A film-coated glass substrate, comprising: a glass substrate; and an anti-glare film, which is disposed on the main surface of the glass substrate and has silicon oxide as the main component; and the arithmetic mean height Sa of the surface of the anti-glare film is greater than 0.3 μm, and in the pencil hardness test of JIS K5600-5-4:1999, when the surface of the anti-glare film is observed at a magnification of 100 times using a metal microscope to determine whether the surface of the anti-glare film is damaged, the pencil hardness is greater than 7H. The coated glass substrate of claim 1, wherein the haze measured in accordance with JIS K7136:2000 is greater than 30%. The coated glass substrate of claim 1 or 2, wherein the strain point of the glass substrate is above 550°C. For example, in the coated glass substrate of claim 1 or 2, the ratio of the root mean square height Sq of the surface of the anti-glare film to the minimum autocorrelation length Sal (Sq/Sal) is greater than 0.05. A method for manufacturing a film-coated glass substrate, comprising: Forming a coating film having a concave-convex surface by spraying a coating liquid containing a silicon dioxide precursor on a glass substrate; and Forming an anti-glare film by firing the coating film at a temperature above 500°C; and Forming the anti-glare film in such a way that the arithmetic mean height Sa of the surface of the anti-glare film becomes 0.3 μm or more.
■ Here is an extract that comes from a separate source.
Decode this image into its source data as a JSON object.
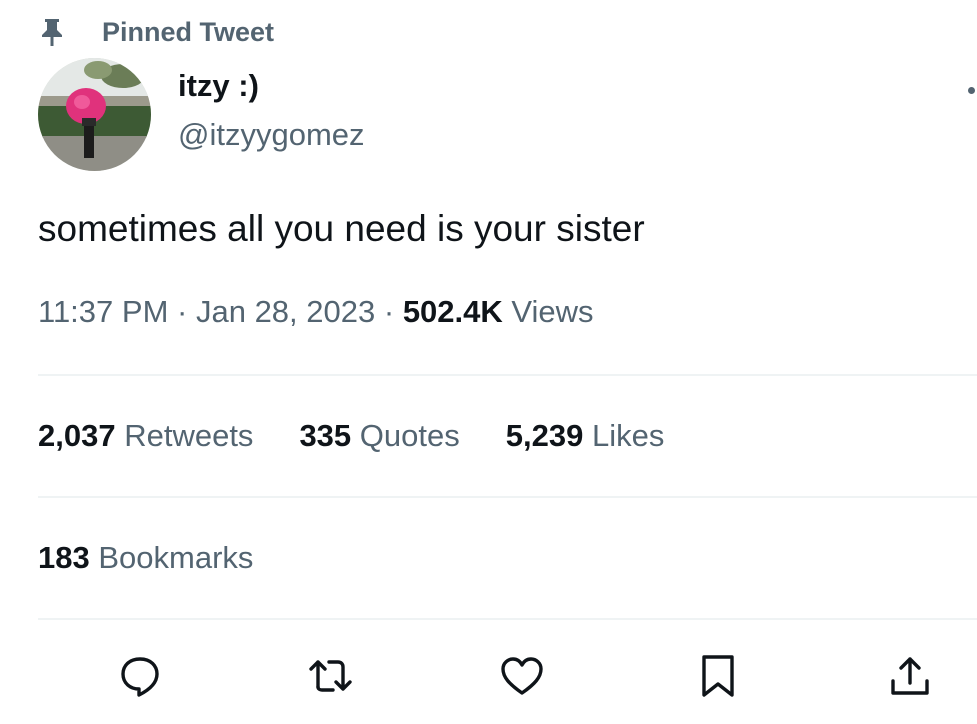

A method for manufacturing a coated glass substrate as claimed in claim 5, wherein when the coated film is fired, the coated film is fired at a temperature below the strain point of the glass substrate. A method for manufacturing a coated glass substrate as claimed in claim 5 or 6, wherein the strain point of the glass substrate is above 550°C. The method for manufacturing a coated glass substrate as claimed in claim 5 or 6, wherein the silicon dioxide precursor comprises: at least one of an N-functional silane oxide (N=2, 3, 4) and a hydrolysis condensate of the N-functional silane oxide.